More than 100 boats carrying  7,300 boat people have arrived in Australia this year, while hundreds have  died in recent years trying to make the crossing from Indonesia in  unseaworthy boats.

The Committee reporting to the government urged them to reopen the Pacific detention centres and to work more closely with Indonesia to combat people  smugglers. It said the government should increase its annual humanitarian  refugee intake from 13,750 to 20,000 but should no longer provide immigration concessions to family members of people who arrive by boat.

Ms Gillard has been pushing for a refugee swap deal with Malaysia but has been   unable to win support from the Opposition, which has called for a hardline  approach centred on processing asylum seekers in Nauru and using the navy to turn back boats arriving from Indonesia.

The committee said Australia should pursue the Malaysian deal but only if it is assured refugees there will be treated humanely.
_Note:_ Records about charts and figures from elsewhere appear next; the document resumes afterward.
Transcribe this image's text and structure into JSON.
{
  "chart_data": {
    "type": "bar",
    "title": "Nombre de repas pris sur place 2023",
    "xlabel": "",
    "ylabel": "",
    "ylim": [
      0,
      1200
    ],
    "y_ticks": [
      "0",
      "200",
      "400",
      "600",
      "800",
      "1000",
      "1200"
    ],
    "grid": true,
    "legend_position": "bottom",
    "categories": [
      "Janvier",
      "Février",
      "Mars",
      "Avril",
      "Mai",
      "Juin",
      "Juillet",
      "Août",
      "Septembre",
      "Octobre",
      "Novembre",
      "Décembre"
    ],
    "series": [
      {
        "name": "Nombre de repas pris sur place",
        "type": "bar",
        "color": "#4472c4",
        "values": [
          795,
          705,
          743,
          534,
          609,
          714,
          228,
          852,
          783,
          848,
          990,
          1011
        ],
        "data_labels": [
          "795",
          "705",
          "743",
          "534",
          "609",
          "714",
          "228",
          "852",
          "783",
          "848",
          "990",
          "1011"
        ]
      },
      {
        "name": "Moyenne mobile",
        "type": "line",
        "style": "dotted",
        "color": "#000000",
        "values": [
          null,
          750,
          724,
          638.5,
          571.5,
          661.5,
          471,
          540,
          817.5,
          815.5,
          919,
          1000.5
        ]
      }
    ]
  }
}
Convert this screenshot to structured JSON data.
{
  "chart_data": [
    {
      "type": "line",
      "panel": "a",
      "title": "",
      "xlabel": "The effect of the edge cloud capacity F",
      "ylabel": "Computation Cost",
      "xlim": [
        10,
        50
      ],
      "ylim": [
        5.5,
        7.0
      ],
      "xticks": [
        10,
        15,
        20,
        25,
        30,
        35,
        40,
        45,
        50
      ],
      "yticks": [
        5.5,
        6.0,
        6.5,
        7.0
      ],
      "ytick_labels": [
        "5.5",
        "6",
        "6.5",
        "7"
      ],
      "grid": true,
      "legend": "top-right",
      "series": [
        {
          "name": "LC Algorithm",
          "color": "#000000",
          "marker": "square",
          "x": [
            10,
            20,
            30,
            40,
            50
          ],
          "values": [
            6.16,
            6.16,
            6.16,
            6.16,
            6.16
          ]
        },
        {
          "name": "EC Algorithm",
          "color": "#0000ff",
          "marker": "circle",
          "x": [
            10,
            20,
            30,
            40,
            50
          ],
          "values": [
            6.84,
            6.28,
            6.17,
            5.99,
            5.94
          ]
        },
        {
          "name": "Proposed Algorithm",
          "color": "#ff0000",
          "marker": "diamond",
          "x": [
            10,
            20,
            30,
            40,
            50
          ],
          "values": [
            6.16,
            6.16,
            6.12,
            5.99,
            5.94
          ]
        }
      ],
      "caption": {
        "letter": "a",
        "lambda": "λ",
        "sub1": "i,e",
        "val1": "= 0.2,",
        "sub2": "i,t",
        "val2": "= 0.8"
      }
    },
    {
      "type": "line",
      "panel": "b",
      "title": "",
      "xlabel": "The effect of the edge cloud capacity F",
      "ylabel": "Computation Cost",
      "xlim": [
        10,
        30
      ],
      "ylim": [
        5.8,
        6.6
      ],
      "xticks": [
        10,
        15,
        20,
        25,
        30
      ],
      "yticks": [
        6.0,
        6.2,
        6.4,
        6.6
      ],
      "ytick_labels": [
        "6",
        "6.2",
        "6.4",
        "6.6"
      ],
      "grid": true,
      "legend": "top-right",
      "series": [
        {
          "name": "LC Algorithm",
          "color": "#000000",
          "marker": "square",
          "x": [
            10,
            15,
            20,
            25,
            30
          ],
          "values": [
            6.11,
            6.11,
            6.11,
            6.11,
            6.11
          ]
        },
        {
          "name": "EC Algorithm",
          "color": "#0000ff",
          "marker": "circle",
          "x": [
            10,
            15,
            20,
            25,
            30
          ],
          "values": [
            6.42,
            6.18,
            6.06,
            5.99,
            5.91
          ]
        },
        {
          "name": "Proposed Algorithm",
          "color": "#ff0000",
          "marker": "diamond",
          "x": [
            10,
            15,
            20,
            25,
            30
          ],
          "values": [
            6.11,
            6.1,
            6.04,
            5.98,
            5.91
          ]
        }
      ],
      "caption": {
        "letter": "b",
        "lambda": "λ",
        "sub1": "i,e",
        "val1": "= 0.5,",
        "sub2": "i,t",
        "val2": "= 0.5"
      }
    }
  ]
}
It said boats should not be turned back at present but this ”could change in the future”.

Alex Pagliaro of Amnesty International argues that Instead of focusing on ‘stopping the boats’, Australia’s policy should “be more geared towards ‘reducing the number of boats by increasing protection for people in source and transit countries’. Not quite as catchy, but unlike ‘stopping the boats’, it is an approach that will genuinely work.”

Amnesty International’s refugee spokesman, Dr Graham Thom, said it was “shocking to see the panel favour punitive measures that deliberately hold vulnerable people hostage, separate families and leave them in limbo”.

The Iranian Refugees Action Network, like other human rights organizations, are appalled by the fact that the re-opening of the mothballed detention centres will, as they did before, subject refugees to horrendous conditions.  All refugees have fled persecution and many held in the centres on Nauru and Manus reported that they felt further traumatized by conditions there, and the length of time they were made to stay in these centres.  As The Independent reports today, some of those detainees went
on hunger strikes or attempted suicide; many suffered lasting mental health
problems.  A further relevant issue is that these deportations will only apply to those who arrive in boats, so they will effectively be discriminated against compared with other asylum seekers who do not arrive in boats.  The asylum-seeking process is difficult enough for refugees, who are seeking a safe haven, which they are legally entitled to under the UNHCR Conventions.  The flee to Australia because it has a reputation for good human rights and democracy.  We hope when these new recommendations are implemented, this will still be the case.